What are those rights? Here are my views...


As a paying customer you have a right to expect a product to perform reasonably as advertised. If it doesn't do that out of the box then you have an obligation to give the developer a reasonable amount of time to either fix the problem or give you a reasonable workaround. If you're not willing to do that for each and every developer with whom you do business then either a) stop buying stuff, or b) ignore such situations, as I do.

But the developer has rights too. He can't instantly fix every bug that's reported to him. Instead he has to prioritize them based on some rough notion of which bugs are important to fix versus which bugs can be postponed, or even ignored altogether. This is because his obligation is really to his customer base overall and not just to individuals with pet bugs that they want fixed. (And he has the right to batch his fixes in service packs and successive releases.)

In fact, the developer has a right not to fix a bug even if it's a show stopper for you personally. However, when this is the case the developer has an obligation to give you a refund if the bug truly keeps the product from reasonably performing for you as advertised.

And now for another shocker: The developer has a right to offer you a refund at any time and ask you to take your business elsewhere. Once you have been made whole, either through bug fixes or a refund, you have nothing to complain about and no further claim on the developer. You have a right to tell other people the facts (as happens with product reviews) but you don't have the right to interfere with a developer's business by burning him at the stake in a forum -- not if you've been offered a refund -- even though you may not have requested the refund and may in fact not want it.


To paraphrase the old saying, three things are certain in life -- death, taxes, and software bugs.

But forewarned is forearmed. If you're not willing to do what I do you should instead pay attention to product reviews, including the raw per-product customer comments posted at the Pilot Shop, and including reviews posted at other flight simulation web sites. Also do forum searches. Also ask questions on the forums about products you're interested in, and ask pre-sales questions of their developers. If you become a wise consumer the frequency with which you're disappointed will be greatly reduced.

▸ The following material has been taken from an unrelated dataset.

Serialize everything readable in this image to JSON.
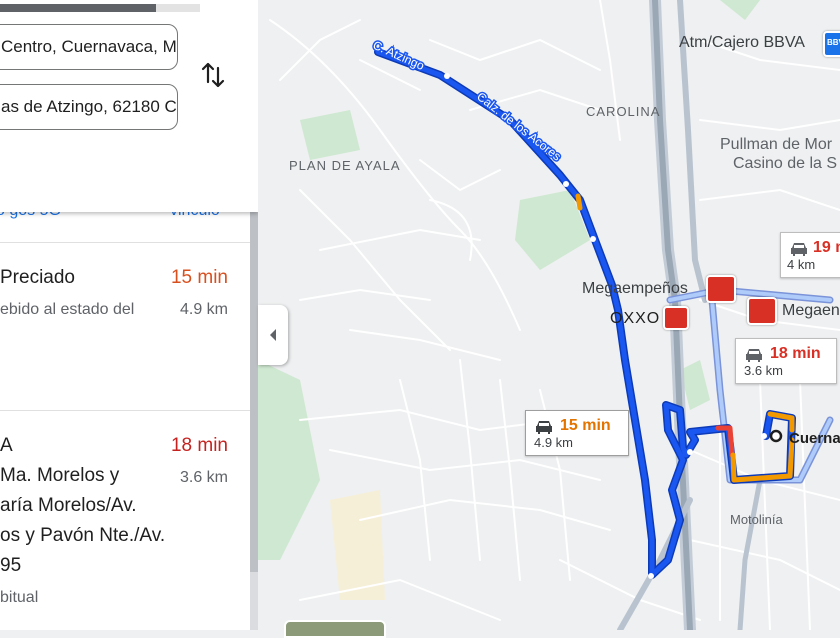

As for me, I don't have time for this. But I also have no grounds for complaint. If I delete a payware aircraft five minutes after I installed it, that's my choice and it should not be allowed to reflect badly on the developer.

After all, what doesn't work for me may work beautifully for you.

Mike McCarthy
mike@pcgamecontrols.com
http://www.mikeswritestuff.com

P.S.

Now that I've inflamed the developer community ...

I'm not saying that 50% of payware is garbage. Rather, I'm saying that 50% of the add-on aircraft I buy either a) won't install correctly on my flight computer, or b) run sufficiently badly on my flight computer that I choose to consign them to the scrap heap.

Most likely I could cut my DOA rate from 50% to 5-10% percent by following normal support procedures, but as discussed above I choose not to because of the man time and calendar time this takes.

In all fairness to payware developers, most of them do a very good job. Many serious problems with add-on aircraft are due to users not following installation installation instructions, or to installing into dirty systems.

Quite often problems are simply minor configuration interactions that end up crippling the product -- because developers simply cannot test against every possible combination of hardware and software environments.